“Babamı kendi çabalarımla, arkadaşlarından, annemden dinleyerek keşfetmek zor bir şey, keşke bir öpüp koklasaydım, bir kokusunu alsaydım.”

Kitaplardan, okumaktan vazgeçmeyen herkeste emeği olan, işkencede katledilen kardeşinin adını adına ekleyen, aydın, devrimci Muzaffer İlhan Erdost’ u kaybettiğimizi öğrenir öğrenmez “Keşke Bir Öpüp Koklasaydım” kitabını ve kitapta yer alan İlhan Erdost’ un kızı Alaz Erdost’ un paylaştıklarını hatırladım. Kurduğu cümle kitaba da ismini vermişti. 12 Eylül darbecilerinin katlettiği o güzel insanların çocuklarına, eşlerine, sevdiklerine, arkadaşlarına, ailelerine yaşatılanların tarihiydi kitapta yer alan tüm yazılar...
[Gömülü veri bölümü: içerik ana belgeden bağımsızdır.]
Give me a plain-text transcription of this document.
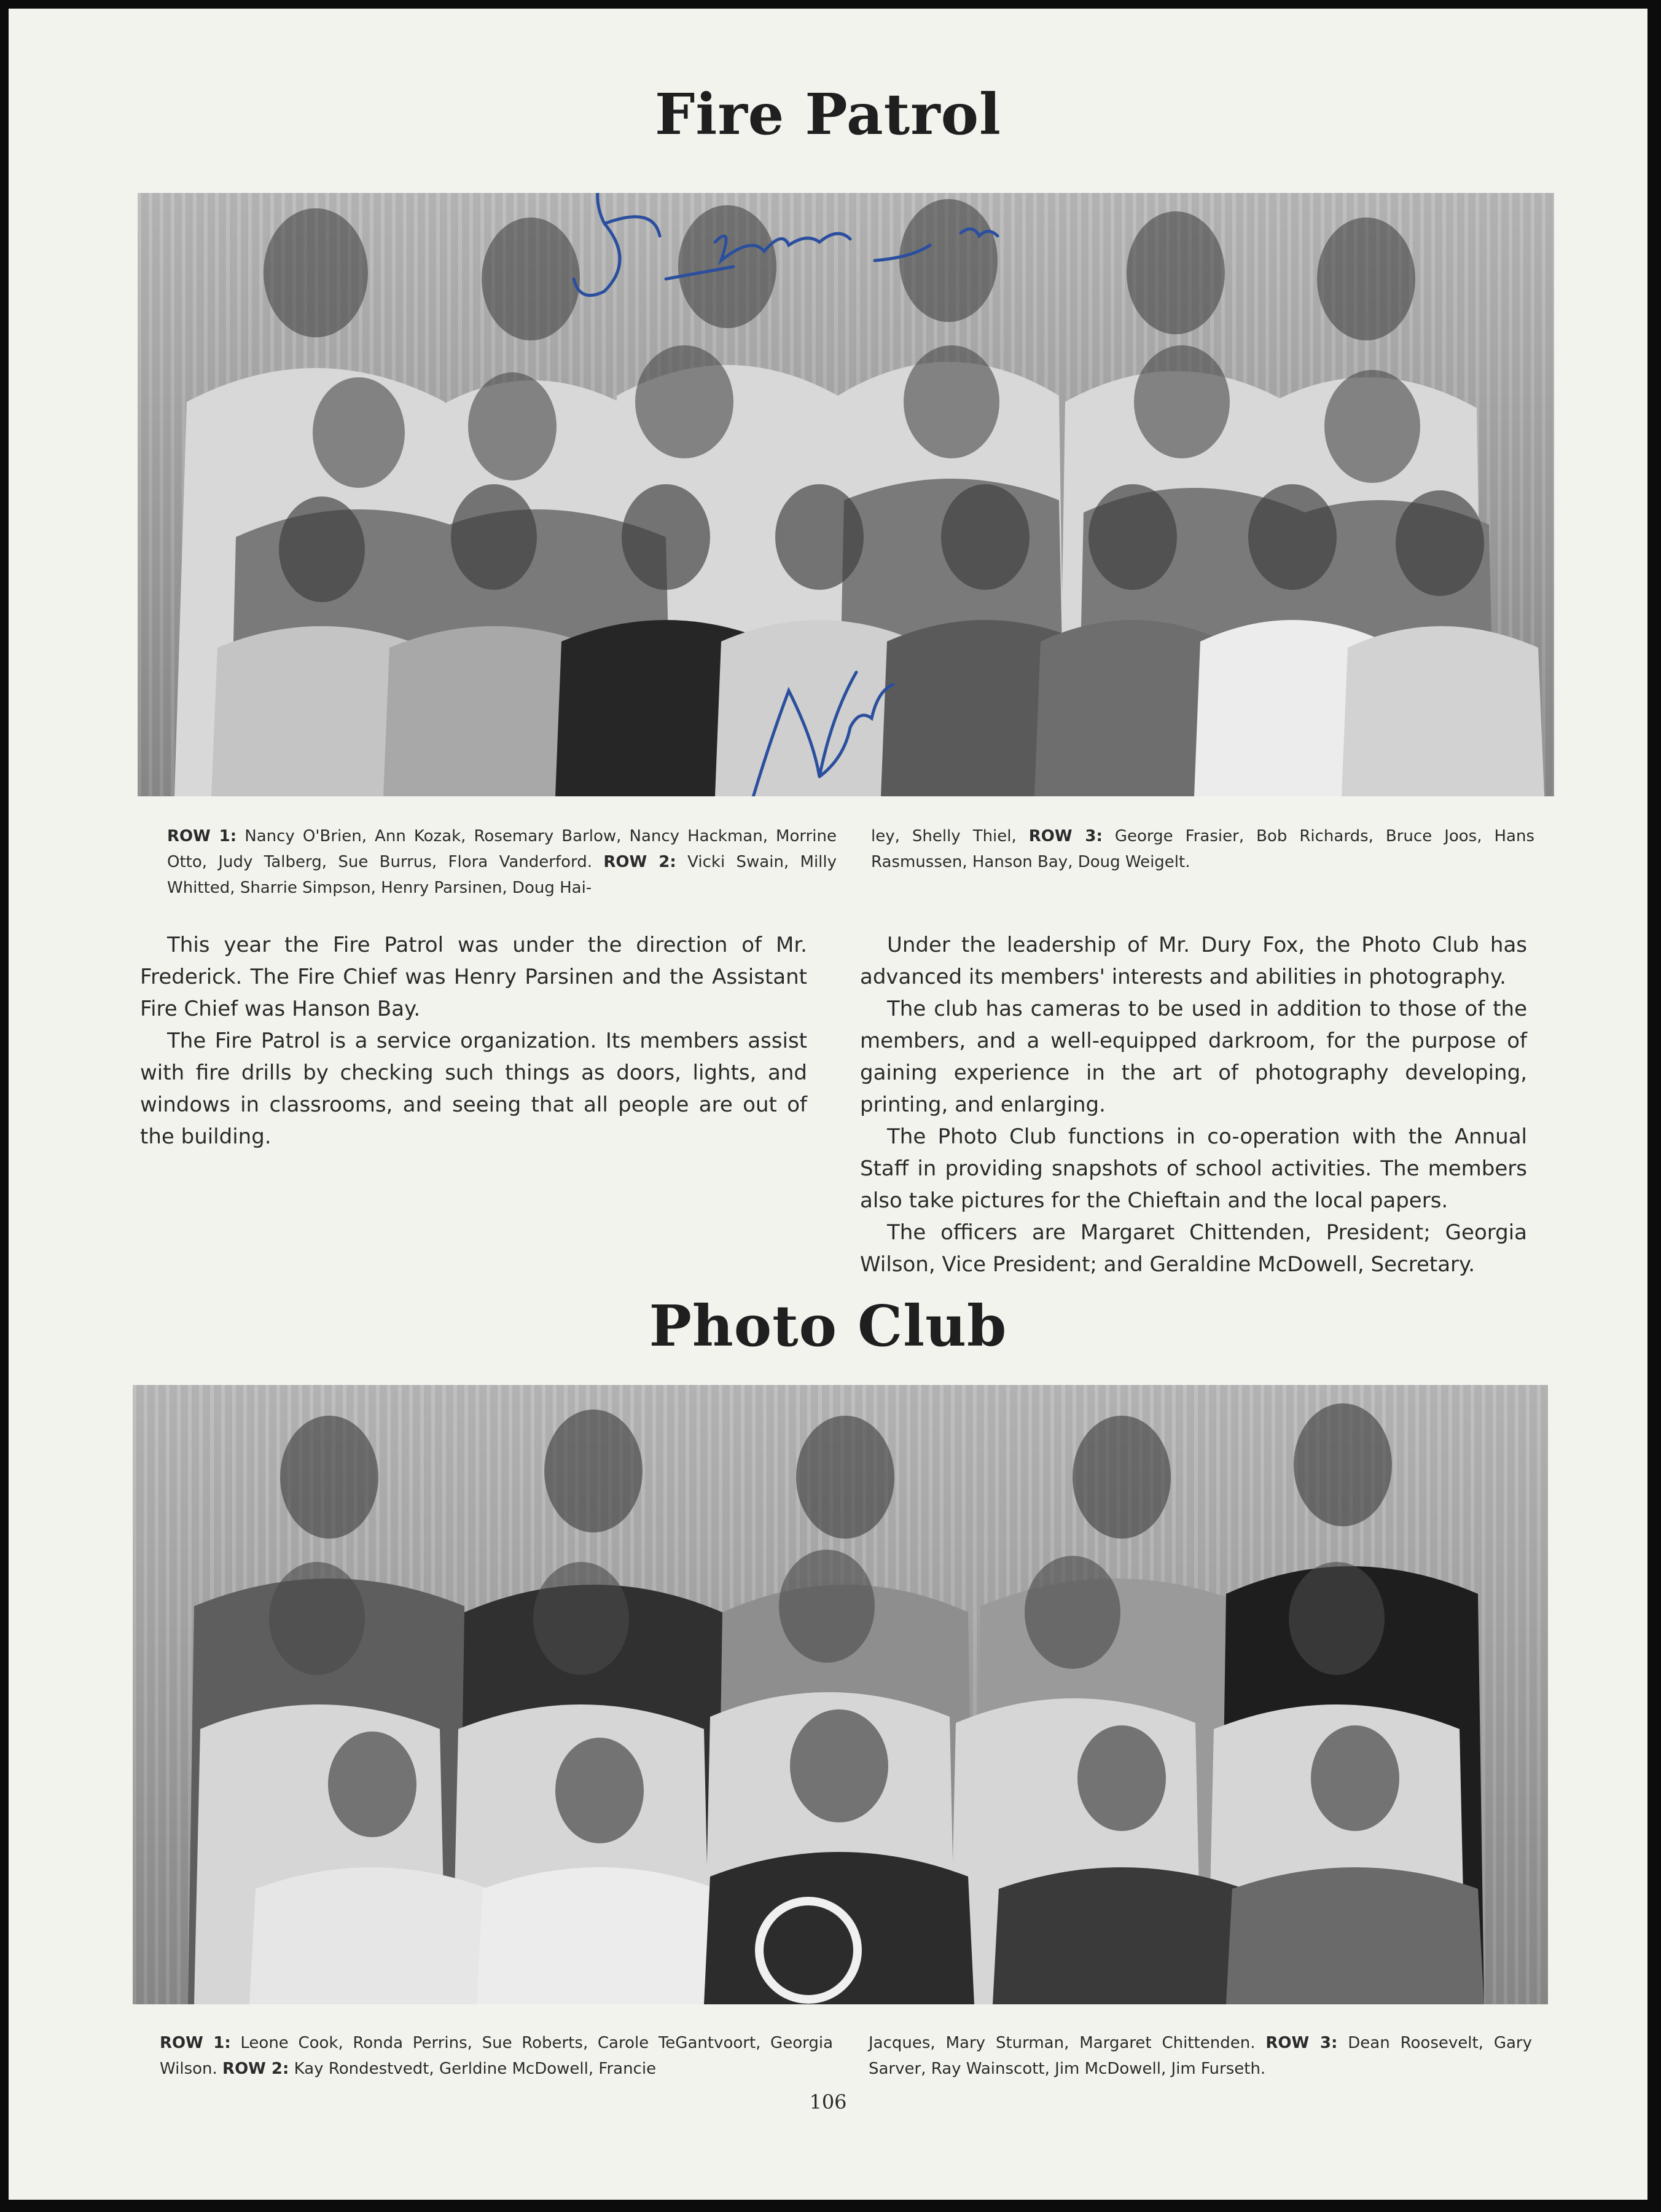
Fire Patrol

ROW 1: Nancy O'Brien, Ann Kozak, Rosemary Barlow, Nancy Hackman, Morrine Otto, Judy Talberg, Sue Burrus, Flora Vanderford. ROW 2: Vicki Swain, Milly Whitted, Sharrie Simpson, Henry Parsinen, Doug Hai-

ley, Shelly Thiel, ROW 3: George Frasier, Bob Richards, Bruce Joos, Hans Rasmussen, Hanson Bay, Doug Weigelt.

This year the Fire Patrol was under the direction of Mr. Frederick. The Fire Chief was Henry Parsinen and the Assistant Fire Chief was Hanson Bay.

The Fire Patrol is a service organization. Its members assist with fire drills by checking such things as doors, lights, and windows in classrooms, and seeing that all people are out of the building.

Under the leadership of Mr. Dury Fox, the Photo Club has advanced its members' interests and abilities in photography.

The club has cameras to be used in addition to those of the members, and a well-equipped darkroom, for the purpose of gaining experience in the art of photography developing, printing, and enlarging.

The Photo Club functions in co-operation with the Annual Staff in providing snapshots of school activities. The members also take pictures for the Chieftain and the local papers.

The officers are Margaret Chittenden, President; Georgia Wilson, Vice President; and Geraldine McDowell, Secretary.

Photo Club

ROW 1: Leone Cook, Ronda Perrins, Sue Roberts, Carole TeGantvoort, Georgia Wilson. ROW 2: Kay Rondestvedt, Gerldine McDowell, Francie

Jacques, Mary Sturman, Margaret Chittenden. ROW 3: Dean Roosevelt, Gary Sarver, Ray Wainscott, Jim McDowell, Jim Furseth.

106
Türkiye tarihinin en büyük öğretmen örgütlülüğü olan TÖB DER’in yöneticisi ve devrimci hareket içinde mücadele eden Olgun Delikanlı’nın kızları Eylem Delikanlı ve Özlem Delikanlı’nın “Geride Kalan Aileler 12 Eylül’ ü Anlatıyor” diyerek emek verdikleri kitap, ülkemizde emek, demokrasi, barış mücadelesi için yaşatılan acıların kitabıydı ama aynı zamanda mücadele etme inadından, umudundan vazgeçmeyenlerin de haykırışıydı.

Muzaffer İlhan Erdost’u kaybettiğimiz gün barış imzacısı Mehmet Fatih Traş arkadaşımızın da ölüm yıldönümüydü. Hocasına yazdığı mektupta, “dönemin bitimine üç hafta kala alınan bu kararın gelecekte başka üniversitelere kadro başvurularında beni çok zor duruma düşüreceğini bilsem de...” diyerek ona yaşatılacak zorlukların ne kadar farkında olduğunu paylaşıyordu aslında...

Akademisyen cüppelerinin polis postalları ile çiğnendiği, akademiye yönelik en büyük tasfiyelerden birinin gerçekleştirilmesine, bilim insanlarının üniversitelerden uzaklaştırılmasına karşı düzenlenen ‘Büyük Buluşma’nın; Eğitim Sen olarak girişimlerimiz sonucunda “Dünya Akademik Özgürlük Günü” ilan edildiği tarihte Eğitim Sen, Ankara Dayanışma Akademisi, İnsan Hakları Okulu ve Mülkiyeliler Birliği olarak düzenlediğimiz panelde hocamız Prof. Dr. Korkut Boratav’ ın söylediği cümleler toplumsal hafızamızdı, yaşadıklarımızdı:

“Ben bir aile olarak üniversite tasfiyelerini yaşamış bir kişiyim. Aslında biz dört kuşak tasfiye edildik. Ben, babam, öğrencilerim ve öğrencilerimin asistanları... Babamı mevcut pozisyonunda üç kez attılar, Genç Cumhuriyet daha az gaddardı. Babamı her attıklarında sokağa atmadılar. İlk atıldığında liseye öğretmen olarak, sonrasında da kütüphane memuru olarak atadılar. Devlet giderek gaddarlaşıyor.”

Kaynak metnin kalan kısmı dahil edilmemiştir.